Super Bowl ads this year are reportedly costing about $2.7 million for 30 seconds. That means that Under Armour's 60-second ad would cost approximately $5.4 million. (They definitely paid less than that for a first quarter ad, by the way.)
As of 9:30 am this morning however, that ad apparently has cost Under Armour $596 million. That's about $10 million a second, for those that are counting. Why? Because largely on news of this ad, the stock has plummeted from $42.08 at open yesterday to a $29.80 open today (last time it closed below 30 was March 15, 2006). So that's your $596 million loss, folks.
A Super Bowl ad must really have a negative connotation because there's not much more news on Under Armour to report that would cost this stock to go down so much. In fact, the company said yesterday that its 2007 will show net revenues up 40 percent to $605 million--better than its previous projection.
So the only thing I can think of is, the Street isn't pleased with this ad buy or doesn't like its growth projections of 20 to 25 percent. Well, it frankly doesn't seem that off to me.
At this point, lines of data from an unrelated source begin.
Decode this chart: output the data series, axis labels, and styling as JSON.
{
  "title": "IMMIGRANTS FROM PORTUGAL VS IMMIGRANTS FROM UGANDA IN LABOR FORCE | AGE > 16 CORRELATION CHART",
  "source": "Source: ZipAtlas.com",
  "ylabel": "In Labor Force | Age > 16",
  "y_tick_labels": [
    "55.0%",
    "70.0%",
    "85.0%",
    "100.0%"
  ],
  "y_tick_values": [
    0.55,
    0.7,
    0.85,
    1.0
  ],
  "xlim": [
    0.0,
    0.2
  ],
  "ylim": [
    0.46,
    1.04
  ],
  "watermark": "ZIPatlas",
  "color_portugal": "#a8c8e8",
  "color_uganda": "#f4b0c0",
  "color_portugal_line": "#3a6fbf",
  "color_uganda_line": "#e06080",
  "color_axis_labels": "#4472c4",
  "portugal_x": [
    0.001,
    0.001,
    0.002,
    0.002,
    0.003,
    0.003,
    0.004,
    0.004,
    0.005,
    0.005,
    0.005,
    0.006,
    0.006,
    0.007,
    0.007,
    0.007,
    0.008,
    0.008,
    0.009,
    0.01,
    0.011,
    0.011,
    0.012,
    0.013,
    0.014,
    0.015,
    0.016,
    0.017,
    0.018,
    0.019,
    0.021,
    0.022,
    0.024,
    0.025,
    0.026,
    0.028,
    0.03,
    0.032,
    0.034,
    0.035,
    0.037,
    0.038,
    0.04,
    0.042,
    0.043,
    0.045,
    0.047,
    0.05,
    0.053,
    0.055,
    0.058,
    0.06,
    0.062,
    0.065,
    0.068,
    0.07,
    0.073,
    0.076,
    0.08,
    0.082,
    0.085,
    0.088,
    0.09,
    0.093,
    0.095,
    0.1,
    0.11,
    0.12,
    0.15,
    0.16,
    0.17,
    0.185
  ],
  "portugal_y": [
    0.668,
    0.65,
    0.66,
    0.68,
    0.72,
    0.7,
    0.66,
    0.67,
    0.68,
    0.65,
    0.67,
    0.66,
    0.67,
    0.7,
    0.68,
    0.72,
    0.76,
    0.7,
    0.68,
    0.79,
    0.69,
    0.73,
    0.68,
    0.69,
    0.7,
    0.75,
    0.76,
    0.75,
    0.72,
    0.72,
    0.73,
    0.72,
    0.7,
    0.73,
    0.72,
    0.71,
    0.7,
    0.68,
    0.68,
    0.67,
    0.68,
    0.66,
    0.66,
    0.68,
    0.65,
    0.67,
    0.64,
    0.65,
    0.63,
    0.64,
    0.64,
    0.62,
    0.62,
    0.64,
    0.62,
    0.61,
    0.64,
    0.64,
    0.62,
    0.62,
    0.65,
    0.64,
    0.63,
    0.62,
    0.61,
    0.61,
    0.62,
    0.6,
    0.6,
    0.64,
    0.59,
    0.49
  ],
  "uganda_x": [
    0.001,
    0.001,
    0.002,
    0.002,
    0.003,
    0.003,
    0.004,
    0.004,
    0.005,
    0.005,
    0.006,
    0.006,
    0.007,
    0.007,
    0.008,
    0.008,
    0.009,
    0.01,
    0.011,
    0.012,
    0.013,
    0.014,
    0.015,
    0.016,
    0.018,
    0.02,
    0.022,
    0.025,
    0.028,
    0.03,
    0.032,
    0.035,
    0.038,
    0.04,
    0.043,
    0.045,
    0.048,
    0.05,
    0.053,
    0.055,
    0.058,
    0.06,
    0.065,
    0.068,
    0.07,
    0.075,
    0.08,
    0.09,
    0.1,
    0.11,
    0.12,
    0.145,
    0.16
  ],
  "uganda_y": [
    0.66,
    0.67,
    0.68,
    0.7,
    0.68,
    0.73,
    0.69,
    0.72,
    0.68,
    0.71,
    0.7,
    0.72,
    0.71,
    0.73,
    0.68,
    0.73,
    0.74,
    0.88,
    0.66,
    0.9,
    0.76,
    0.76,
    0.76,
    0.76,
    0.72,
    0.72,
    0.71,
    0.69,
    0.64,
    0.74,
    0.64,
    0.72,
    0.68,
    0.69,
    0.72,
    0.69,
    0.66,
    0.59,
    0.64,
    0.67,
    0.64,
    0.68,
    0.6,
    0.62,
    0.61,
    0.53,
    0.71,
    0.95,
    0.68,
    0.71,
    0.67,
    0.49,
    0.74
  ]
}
Sure, Under Armour officials admitted that they'd be frontloading their advertising this year to help promote their cross trainer that comes out in May, but the ratio the company is spending on advertising (12-13 percent) will not change throughout the year and that type of spend is normal for this industry.
If you don't believe this company can make it in Europe, fine. If you don't believe this company's cross trainers will be successful, fine. But to penalize UA so much for a Super Bowl ad? It doesn't seem to make much sense to me.